“You are tired of my shit”, is what I heard from H this evening. It was not really a question but rather something he had been thinking about and just said out loud. Hell yes, I’m tired! I’m more like extremely exhausted. Exhausted to the point where I will never get the rest I need, in order to fully recover.
He says he is aware of all he has done to me while treating me like shit. He actually described it as not knowing what he was doing at the time, but now he can see all he has done. If this is truly the case, then why hasn’t he made up for the way he treated me? When someone loves you and they do you wrong, no matter what it is, they will find a way to make it up to you. I know this is true in friendship but why isn’t it that way in marriage?
You would think that being married is more of a reason to make up for a wrong committed from one spouse to another. However, it seems like that is not the case in most marriages effected by infidelity. In fact, we see more cases of making up for a wrong committed by a spouse to a friend, then from a spouse to a spouse.

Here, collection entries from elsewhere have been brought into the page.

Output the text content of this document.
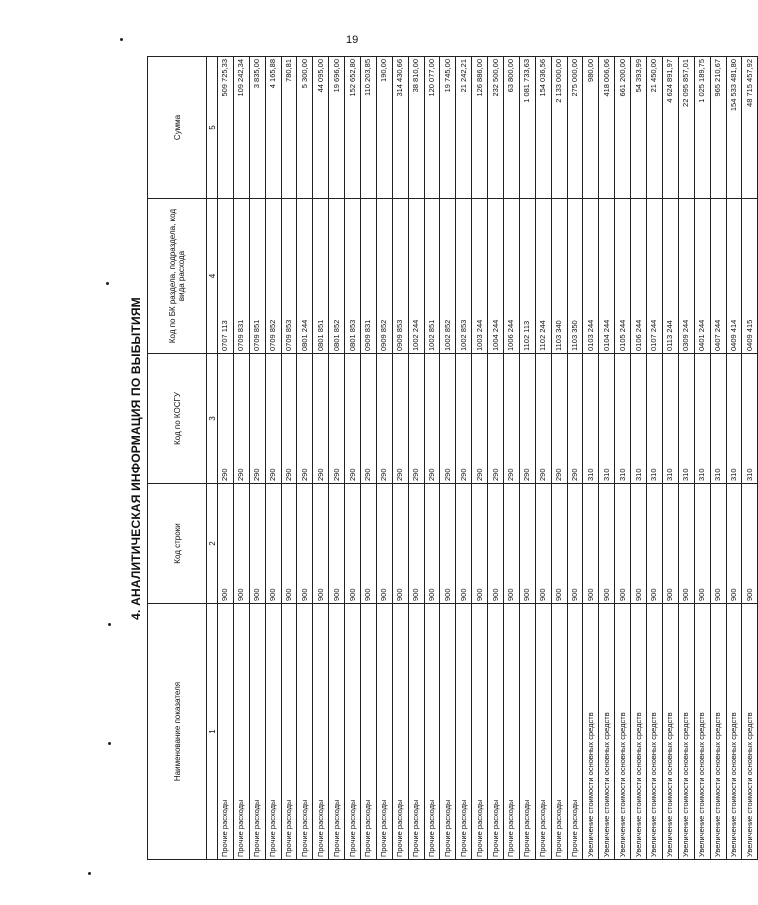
19
4. АНАЛИТИЧЕСКАЯ ИНФОРМАЦИЯ ПО ВЫБЫТИЯМ
Наименование показателя	Код строки	Код по КОСГУ	Код по БК раздела, подраздела, код вида расхода	Сумма
1	2	3	4	5
Прочие расходы	900	290	0707 113	509 725,33
Прочие расходы	900	290	0709 831	109 242,34
Прочие расходы	900	290	0709 851	3 835,00
Прочие расходы	900	290	0709 852	4 165,88
Прочие расходы	900	290	0709 853	780,81
Прочие расходы	900	290	0801 244	5 300,00
Прочие расходы	900	290	0801 851	44 095,00
Прочие расходы	900	290	0801 852	19 696,00
Прочие расходы	900	290	0801 853	152 652,80
Прочие расходы	900	290	0909 831	110 203,85
Прочие расходы	900	290	0909 852	190,00
Прочие расходы	900	290	0909 853	314 430,66
Прочие расходы	900	290	1002 244	38 810,00
Прочие расходы	900	290	1002 851	120 077,00
Прочие расходы	900	290	1002 852	19 745,00
Прочие расходы	900	290	1002 853	21 242,21
Прочие расходы	900	290	1003 244	126 886,00
Прочие расходы	900	290	1004 244	232 500,00
Прочие расходы	900	290	1006 244	63 800,00
Прочие расходы	900	290	1102 113	1 081 733,63
Прочие расходы	900	290	1102 244	154 036,56
Прочие расходы	900	290	1103 340	2 133 000,00
Прочие расходы	900	290	1103 350	275 000,00
Увеличение стоимости основных средств	900	310	0103 244	980,00
Увеличение стоимости основных средств	900	310	0104 244	418 006,06
Увеличение стоимости основных средств	900	310	0105 244	661 200,00
Увеличение стоимости основных средств	900	310	0106 244	54 393,99
Увеличение стоимости основных средств	900	310	0107 244	21 450,00
Увеличение стоимости основных средств	900	310	0113 244	4 624 891,97
Увеличение стоимости основных средств	900	310	0309 244	22 095 857,01
Увеличение стоимости основных средств	900	310	0401 244	1 025 189,75
Увеличение стоимости основных средств	900	310	0407 244	965 210,67
Увеличение стоимости основных средств	900	310	0409 414	154 533 481,80
Увеличение стоимости основных средств	900	310	0409 415	48 715 457,92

And if this is the case, then I would rather be a friend of my H, then be his wife. For if I were just a friend, you’d be damn sure, he would have made it up to me long ago. He would have stopped dead in his tracks doing all he was doing, while seeing how much he was hurting his friend. Then he would have bent over backwards in order to make up for it. Sadly, I am not a friend of my husband in that sense. I am his wife.